This is a list of some frequently asked questions. If you have any queries about the Mentor Project, please feel free to contact the Office of the Associate Dean for Student Affairs.

What do I have to do to register?

If you are a first-year student enrolling for the first time, fill in and submit the form to the Office of the Associate Dean for Student Affairs (Building 1, Floor 2).

If you are a senior (second-cycle) student that would like to join the project as a mentor, contact the Office of the Associate Dean for Student Affairs at the end of the June examinations.

What type of free choice credits do I earn for mentoring?

If you are accepted as a project mentor, you will be invited to enrol for "Mentor training: team management and communication skills development". This subject is worth 4.5 credits. Therefore, the 4.5 credits you earn for training to be a mentor are subject credits and are not awarded through recognition (i.e. they do not count towards the maximum 19.5 free choice credits that students are allowed to earn through recognition).

Is international mentoring the same thing as the Mentor Project?

The international mentors programme and the Mentor Project share the same goal of fellow students providing students new to the Facultad de Informática with  guidance and a helping hand. However, the international mentors programme targets students coming to the Facultad de Informática on exchange programmes (like the Socrates/Erasmus programme), whereas the Mentor Project targets first-year students. 

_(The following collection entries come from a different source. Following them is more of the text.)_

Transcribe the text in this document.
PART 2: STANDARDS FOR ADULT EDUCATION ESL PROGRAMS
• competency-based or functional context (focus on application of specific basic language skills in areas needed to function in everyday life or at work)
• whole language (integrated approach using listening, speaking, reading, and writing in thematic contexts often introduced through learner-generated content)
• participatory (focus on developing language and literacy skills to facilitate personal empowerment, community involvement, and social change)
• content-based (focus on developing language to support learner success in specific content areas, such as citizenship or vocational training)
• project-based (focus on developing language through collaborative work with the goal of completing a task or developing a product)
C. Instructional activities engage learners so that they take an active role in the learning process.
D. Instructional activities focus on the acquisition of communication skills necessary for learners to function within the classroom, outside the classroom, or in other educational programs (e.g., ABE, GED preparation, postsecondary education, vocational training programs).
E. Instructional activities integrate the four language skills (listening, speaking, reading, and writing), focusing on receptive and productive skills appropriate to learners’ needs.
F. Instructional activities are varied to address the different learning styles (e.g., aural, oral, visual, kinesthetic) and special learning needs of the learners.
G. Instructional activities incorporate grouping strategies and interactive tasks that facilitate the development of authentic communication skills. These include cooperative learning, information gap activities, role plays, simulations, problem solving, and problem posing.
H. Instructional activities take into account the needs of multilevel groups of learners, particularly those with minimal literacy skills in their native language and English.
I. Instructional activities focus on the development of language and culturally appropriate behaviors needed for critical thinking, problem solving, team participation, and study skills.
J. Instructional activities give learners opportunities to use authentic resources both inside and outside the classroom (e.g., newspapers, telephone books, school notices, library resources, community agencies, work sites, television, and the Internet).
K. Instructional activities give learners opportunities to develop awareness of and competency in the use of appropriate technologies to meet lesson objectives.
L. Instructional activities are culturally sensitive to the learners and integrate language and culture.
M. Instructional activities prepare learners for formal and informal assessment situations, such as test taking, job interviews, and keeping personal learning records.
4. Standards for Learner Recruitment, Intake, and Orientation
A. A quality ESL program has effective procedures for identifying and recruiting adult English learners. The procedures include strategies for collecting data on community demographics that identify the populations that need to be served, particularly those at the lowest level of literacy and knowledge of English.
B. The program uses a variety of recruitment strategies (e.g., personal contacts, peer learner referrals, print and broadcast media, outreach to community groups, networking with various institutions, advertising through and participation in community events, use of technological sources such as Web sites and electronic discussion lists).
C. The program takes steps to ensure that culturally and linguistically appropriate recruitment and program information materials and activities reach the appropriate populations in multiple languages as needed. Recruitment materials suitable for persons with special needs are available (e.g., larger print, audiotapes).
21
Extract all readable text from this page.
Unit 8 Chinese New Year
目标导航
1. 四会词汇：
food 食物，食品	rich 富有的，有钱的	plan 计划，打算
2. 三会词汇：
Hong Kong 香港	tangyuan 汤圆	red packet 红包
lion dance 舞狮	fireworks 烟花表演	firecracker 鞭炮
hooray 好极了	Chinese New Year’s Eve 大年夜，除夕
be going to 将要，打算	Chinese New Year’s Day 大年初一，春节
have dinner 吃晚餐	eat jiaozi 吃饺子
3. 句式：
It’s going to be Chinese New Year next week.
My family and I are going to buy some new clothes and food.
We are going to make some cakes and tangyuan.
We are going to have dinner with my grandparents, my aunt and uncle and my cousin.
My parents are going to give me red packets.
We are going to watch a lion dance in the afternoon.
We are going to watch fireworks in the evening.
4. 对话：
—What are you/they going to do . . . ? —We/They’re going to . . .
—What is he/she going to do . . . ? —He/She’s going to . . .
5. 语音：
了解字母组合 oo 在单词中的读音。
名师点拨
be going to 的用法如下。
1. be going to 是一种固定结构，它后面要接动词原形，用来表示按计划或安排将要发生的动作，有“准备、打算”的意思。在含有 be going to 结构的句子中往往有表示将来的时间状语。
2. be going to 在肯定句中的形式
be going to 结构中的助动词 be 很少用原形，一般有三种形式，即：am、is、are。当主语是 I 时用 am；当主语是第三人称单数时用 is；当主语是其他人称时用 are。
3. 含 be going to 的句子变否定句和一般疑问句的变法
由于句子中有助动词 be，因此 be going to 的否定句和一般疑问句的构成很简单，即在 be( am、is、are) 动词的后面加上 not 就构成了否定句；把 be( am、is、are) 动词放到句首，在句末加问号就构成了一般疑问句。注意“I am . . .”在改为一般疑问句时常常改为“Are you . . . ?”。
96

Both projects have their own procedures and are carried out separately.

What is expected of me as a mentor?

If you are accepted as a mentor, you will start to participate in the project by attending the seminar given by Miguel Alonso, an expert psychologist in mentoring programmes, at the beginning of the academic year.

On 8 October you will be introduced to the mentorees that you have been assigned. As of then you will organize regular meetings with your protégés on Wednesdays from 13.15 pm to 14.15 pm (up to ten meetings in the first term). You will hold a final meeting with your protégés just after the examinations. You will have to draft a report of each meeting, specifying which subjects you planned to deal with, which subjects you actually dealt with, who attended the meeting, etc.

About once a month you will have a meeting with the tutor that you have been assigned to discuss the issues that have surfaced during your mentoring work and ask for support on whatever matters you require.

Finally, at the end of your mentoring assignment, you will be asked to draft a report stating what you have learned from your participation in the project.

Project support will include a wiki and a discussion group for mentors in which we expect you to participate actively.

Is it a mentor's job to answer questions about first-year subjects?

No. Mentors will answer their protégé's questions about subjects or curriculum structure, but it is up to subject professors to deal with academic questions (how to solve a problem, explain something taught in class, etc.). If any of your protégés have questions like this, you should tell them where and how to contact the respective professors and what their tutoring hours are.